Have you ever spent months working with a student, ensuring that you covered each category and transferred the necessary knowledge and skills, then proudly stamped the A-license card and watched in disbelief as he ran off to sign up for a 10-way speedstar competition with a freshly mounted GoPro on his helmet?
You never know how a student will react to the freedom of an A license. Often, it depends on your drop zone’s culture. Still, most newly licensed jumpers want to proceed with caution, so rather than throwing your freshly A-licensed jumpers to the wolves, spend some time with them to discuss the dos and don’ts of their exciting new sport. While the Integrated Student Program is thorough and covers a lot of ground, there is a whole skydiving world beyond student training, and each new license holder can benefit from the guidance of a trusted instructor.

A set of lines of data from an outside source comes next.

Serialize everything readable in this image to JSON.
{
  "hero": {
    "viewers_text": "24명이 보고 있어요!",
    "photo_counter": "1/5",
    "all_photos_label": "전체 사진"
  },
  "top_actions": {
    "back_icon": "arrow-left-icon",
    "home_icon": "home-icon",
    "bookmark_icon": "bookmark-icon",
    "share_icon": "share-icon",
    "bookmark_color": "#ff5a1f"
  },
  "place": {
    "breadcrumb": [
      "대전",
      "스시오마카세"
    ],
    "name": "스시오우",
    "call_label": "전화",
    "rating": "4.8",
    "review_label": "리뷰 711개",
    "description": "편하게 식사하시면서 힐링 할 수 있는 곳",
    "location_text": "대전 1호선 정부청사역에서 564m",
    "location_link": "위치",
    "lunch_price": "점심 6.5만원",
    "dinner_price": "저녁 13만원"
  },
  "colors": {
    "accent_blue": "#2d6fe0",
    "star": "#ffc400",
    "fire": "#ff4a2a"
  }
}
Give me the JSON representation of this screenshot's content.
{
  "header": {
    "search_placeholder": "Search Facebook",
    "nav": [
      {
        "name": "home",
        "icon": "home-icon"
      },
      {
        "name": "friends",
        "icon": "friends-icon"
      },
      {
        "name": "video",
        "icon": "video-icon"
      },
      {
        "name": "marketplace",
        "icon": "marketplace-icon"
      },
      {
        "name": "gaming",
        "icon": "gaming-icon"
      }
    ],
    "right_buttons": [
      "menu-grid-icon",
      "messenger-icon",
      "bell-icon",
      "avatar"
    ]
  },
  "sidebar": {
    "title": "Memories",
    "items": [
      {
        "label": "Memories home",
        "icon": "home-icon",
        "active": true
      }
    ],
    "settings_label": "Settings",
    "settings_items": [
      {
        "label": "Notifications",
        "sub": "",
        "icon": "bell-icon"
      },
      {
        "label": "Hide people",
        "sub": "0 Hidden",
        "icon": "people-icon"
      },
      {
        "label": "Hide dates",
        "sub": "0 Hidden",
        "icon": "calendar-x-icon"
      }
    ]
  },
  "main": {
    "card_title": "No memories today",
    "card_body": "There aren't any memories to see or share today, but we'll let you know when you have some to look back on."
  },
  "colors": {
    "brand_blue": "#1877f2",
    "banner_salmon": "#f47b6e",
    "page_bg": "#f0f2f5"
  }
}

Some drop zones have created their own checklists of items that an instructor can cover with a newly licensed jumper. Now that the pressure of student training is over, the new A-license holder will be ready to retain additional information about:
• Renting gear
• How to approach buying that first parachute system
• Assuming nobody is looking out for them in any phase of the skydive, from freefall to canopy descent and landing
• Continuing to perform and receive gear checks on every skydive
• Starting small and progressing to larger jumps cautiously (start with 2-ways and 3-ways, etc.)
• Learning to freefly in a controlled environment with a skilled coach (covering the hazards of collisions and that trying to learn by jumping with other newbies is a bad idea)
• Defensively flying their canopies (assume that nobody sees you, do not fly below and behind another canopy where the other jumper can’t see you and could fly into you)
• The wisdom of always having a plan B in freefall or under canopy in case the jump does not go as planned
• The drop zone’s camera rules and recommendations
• Traveling to other drop zones
This is just a small sample of the topics you’ll want to cover with your graduates to help them manage the complex world of the newly licensed skydiver. Let’s help them enter that world safely.